Alain de Botton has addressed love, happiness and religion. Now he wants to investigate pornography in the belief it can be turned into a moral and noble industry.
The philosopher wants to bring together leading figures within the porn movement and the arts to identify a “new pornography” which is more socially acceptable and is “fit for thoughtful, good human beings”.
He has put forward the initiative as part of the School of Life movement which he founded as a means of offering advice on how people can lead a fulfilled life in the modern world.
He said society is “awash with porn” which “represents a threat” both to the people who create it and to those who consume it, but he is convinced that it need not be that way and that people can be sexual and virtuous simultaneously.
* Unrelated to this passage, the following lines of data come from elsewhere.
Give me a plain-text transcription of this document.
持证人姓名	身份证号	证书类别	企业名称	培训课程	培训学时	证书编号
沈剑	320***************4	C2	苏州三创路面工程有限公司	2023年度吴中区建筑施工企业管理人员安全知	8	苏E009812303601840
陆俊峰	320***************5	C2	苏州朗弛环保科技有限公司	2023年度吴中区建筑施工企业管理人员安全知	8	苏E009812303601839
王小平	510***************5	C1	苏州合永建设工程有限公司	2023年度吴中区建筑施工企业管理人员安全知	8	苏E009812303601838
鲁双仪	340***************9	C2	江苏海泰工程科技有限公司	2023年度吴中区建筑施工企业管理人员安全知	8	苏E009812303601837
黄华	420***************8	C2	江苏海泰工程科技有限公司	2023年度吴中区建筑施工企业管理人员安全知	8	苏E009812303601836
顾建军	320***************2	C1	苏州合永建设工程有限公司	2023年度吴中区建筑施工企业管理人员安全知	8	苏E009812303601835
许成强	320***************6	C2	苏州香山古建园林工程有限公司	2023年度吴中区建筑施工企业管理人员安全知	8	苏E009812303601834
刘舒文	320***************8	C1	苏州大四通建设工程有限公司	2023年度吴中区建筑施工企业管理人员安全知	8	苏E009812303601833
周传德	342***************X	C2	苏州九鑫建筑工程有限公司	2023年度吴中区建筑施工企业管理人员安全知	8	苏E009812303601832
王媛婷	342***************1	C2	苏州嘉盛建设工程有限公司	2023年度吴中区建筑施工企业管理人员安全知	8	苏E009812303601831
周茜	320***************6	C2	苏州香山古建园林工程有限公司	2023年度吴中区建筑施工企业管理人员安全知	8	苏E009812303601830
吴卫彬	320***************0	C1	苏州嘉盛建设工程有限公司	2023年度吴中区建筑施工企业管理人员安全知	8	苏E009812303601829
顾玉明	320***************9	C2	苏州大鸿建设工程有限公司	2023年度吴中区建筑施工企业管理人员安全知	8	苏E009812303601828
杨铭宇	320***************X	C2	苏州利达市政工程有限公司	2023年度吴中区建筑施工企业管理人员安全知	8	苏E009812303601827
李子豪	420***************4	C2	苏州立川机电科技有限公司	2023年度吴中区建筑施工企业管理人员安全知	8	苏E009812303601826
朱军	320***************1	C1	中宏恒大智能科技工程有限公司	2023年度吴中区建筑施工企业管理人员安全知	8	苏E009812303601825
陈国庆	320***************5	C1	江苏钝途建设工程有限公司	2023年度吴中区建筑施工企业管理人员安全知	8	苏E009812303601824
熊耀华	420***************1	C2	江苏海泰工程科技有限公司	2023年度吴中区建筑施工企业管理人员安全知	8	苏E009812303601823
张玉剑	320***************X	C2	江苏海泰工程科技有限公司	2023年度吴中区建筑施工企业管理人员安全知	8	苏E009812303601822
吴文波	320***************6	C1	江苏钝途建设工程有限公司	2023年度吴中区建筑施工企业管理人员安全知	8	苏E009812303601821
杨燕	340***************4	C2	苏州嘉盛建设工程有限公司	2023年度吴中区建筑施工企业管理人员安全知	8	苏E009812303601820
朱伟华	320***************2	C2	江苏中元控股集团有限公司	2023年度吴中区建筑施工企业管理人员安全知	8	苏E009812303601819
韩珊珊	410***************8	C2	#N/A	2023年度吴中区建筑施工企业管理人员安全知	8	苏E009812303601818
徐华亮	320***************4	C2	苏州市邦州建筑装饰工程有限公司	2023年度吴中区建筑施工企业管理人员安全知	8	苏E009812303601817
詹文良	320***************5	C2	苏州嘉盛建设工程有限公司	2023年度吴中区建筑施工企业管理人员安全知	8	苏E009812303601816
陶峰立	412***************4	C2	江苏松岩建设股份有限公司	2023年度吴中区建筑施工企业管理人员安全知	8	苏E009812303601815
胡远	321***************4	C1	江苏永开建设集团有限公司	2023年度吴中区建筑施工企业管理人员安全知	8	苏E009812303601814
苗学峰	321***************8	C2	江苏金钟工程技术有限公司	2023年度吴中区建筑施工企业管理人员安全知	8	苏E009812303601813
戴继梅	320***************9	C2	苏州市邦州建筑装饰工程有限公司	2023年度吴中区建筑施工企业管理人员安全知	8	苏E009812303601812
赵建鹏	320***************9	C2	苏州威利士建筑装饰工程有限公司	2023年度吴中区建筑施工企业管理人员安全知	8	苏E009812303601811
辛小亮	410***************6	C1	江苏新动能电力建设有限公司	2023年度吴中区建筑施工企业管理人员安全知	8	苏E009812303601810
Pornography as it is presented today is divorced from the values that people generally aspire to for their day-to-day lives, he says. To use pornography is to turn to a brutish and exploitative set of values that bear little relation to the “other concerns which a reasonably sensible, moral, kind and ambitious person might have”.
The Ancient Greeks, he said, understood that there was no need to have to choose between “being human and being sexual”, he said, and maintained that there should be no need to do so in the 21st century.
“Ideally, porn would excite our lusts in contexts which also presented other, elevated sides of human nature - in which people were being witty, forinstance, or showing kindness, or working hard or being clever - so that our sexual excitement could bleed into, and enhance our respect for these other elements of a good life,” he said.
“No longer would sexuality have to be lumped together with stupidity, brutishness, earnestness and exploutation; it could instead be harnessed to what is noblest in us.”
The call for pornography to be re-considered comes at a time when there is concern in society about its easy availability on the internet. Earlier this month the government said it would consult on new attempts to protect children from internet pornography. Under new measures customers would have to opt in to being able to recieve adult content when they sign up for a broadband contract.
The School for Life project will create a ‘Better Porn’ website that is intended to display examples that parents would be comfortable with their children seeing.
De Botton argued: “As currently constituted, pornography asks that we leave behind our ethics, our aesthetic sense, andf our intelligence when we contemplate it.
“Yet it is possible to conceive of a version of pornography which wouldn’t force us to make such a stark choice between sex and virtue - a pornography in which sexual desire would be invited to suppert, rather than to undermine, our higher values.”